The irony is that the globalized economy, which is responsible for the impoverishment of rural communities necessitating migration, may also create newer employment opportunities for the migrants. It is in the context of these new opportunities that Roy sets out to assess the educational and occupational aspirations of the migrants, constructing hypotheses to empirically observe and analyse the objectives of the study. Her findings show that there are no significant differences between the educational and occupational aspirations of the migrant children and their parents, or between those of migrant and non-migrant communities. Interviewed school teachers confirm substantial increase in admission requests from migrant children.

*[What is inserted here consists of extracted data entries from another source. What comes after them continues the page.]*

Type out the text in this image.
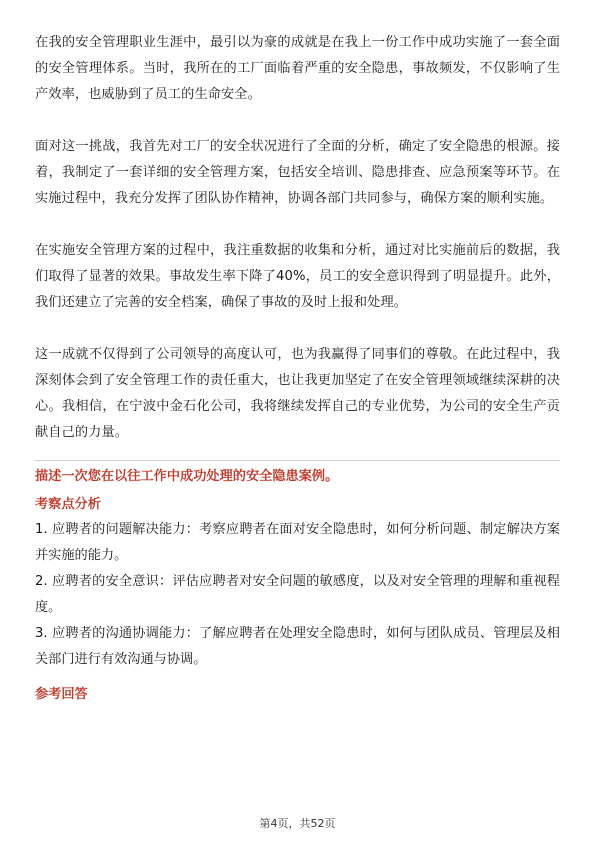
在我的安全管理职业生涯中，最引以为豪的成就是在我上一份工作中成功实施了一套全面的安全管理体系。当时，我所在的工厂面临着严重的安全隐患，事故频发，不仅影响了生产效率，也威胁到了员工的生命安全。

面对这一挑战，我首先对工厂的安全状况进行了全面的分析，确定了安全隐患的根源。接着，我制定了一套详细的安全管理方案，包括安全培训、隐患排查、应急预案等环节。在实施过程中，我充分发挥了团队协作精神，协调各部门共同参与，确保方案的顺利实施。

在实施安全管理方案的过程中，我注重数据的收集和分析，通过对比实施前后的数据，我们取得了显著的效果。事故发生率下降了40%，员工的安全意识得到了明显提升。此外，我们还建立了完善的安全档案，确保了事故的及时上报和处理。

这一成就不仅得到了公司领导的高度认可，也为我赢得了同事们的尊敬。在此过程中，我深刻体会到了安全管理工作的责任重大，也让我更加坚定了在安全管理领域继续深耕的决心。我相信，在宁波中金石化公司，我将继续发挥自己的专业优势，为公司的安全生产贡献自己的力量。

描述一次您在以往工作中成功处理的安全隐患案例。

考察点分析

1. 应聘者的问题解决能力：考察应聘者在面对安全隐患时，如何分析问题、制定解决方案并实施的能力。

2. 应聘者的安全意识：评估应聘者对安全问题的敏感度，以及对安全管理的理解和重视程度。

3. 应聘者的沟通协调能力：了解应聘者在处理安全隐患时，如何与团队成员、管理层及相关部门进行有效沟通与协调。

参考回答

第4页，共52页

However, this study also suggests several limitations that ought to be kept in mind. For one, this study is limited to Delhi where, as Roy notes, the wages and indices of development are much higher than the national average. One wonders what the findings would be in cities and towns. Secondly, as Roy also points out, the quality of education in schools leaves much to be desired. Indeed Emmerich Davies alerts us to a new concern about the “growing demographic bulge” of large numbers of poorly educated young adults exiting the school system and entering the workforce. Thirdly, Roy has not delved deep into the gendering of education although she has cited literacy and enrolment rates among girls and boys, noting that there aren’t any significant differences in the educational and occupational aspirations of boys and girls. She does flag off the contradiction apparent in the appallingly low sex ratio along with high rates of violence against women in a city with an impressively high female literacy rate but she has not probed the impact of this contradiction in the access to educational opportunities among boys and girls. Another significant lacuna is how caste status — particularly in the case of Dalit children — affects educational aspirations and access to education.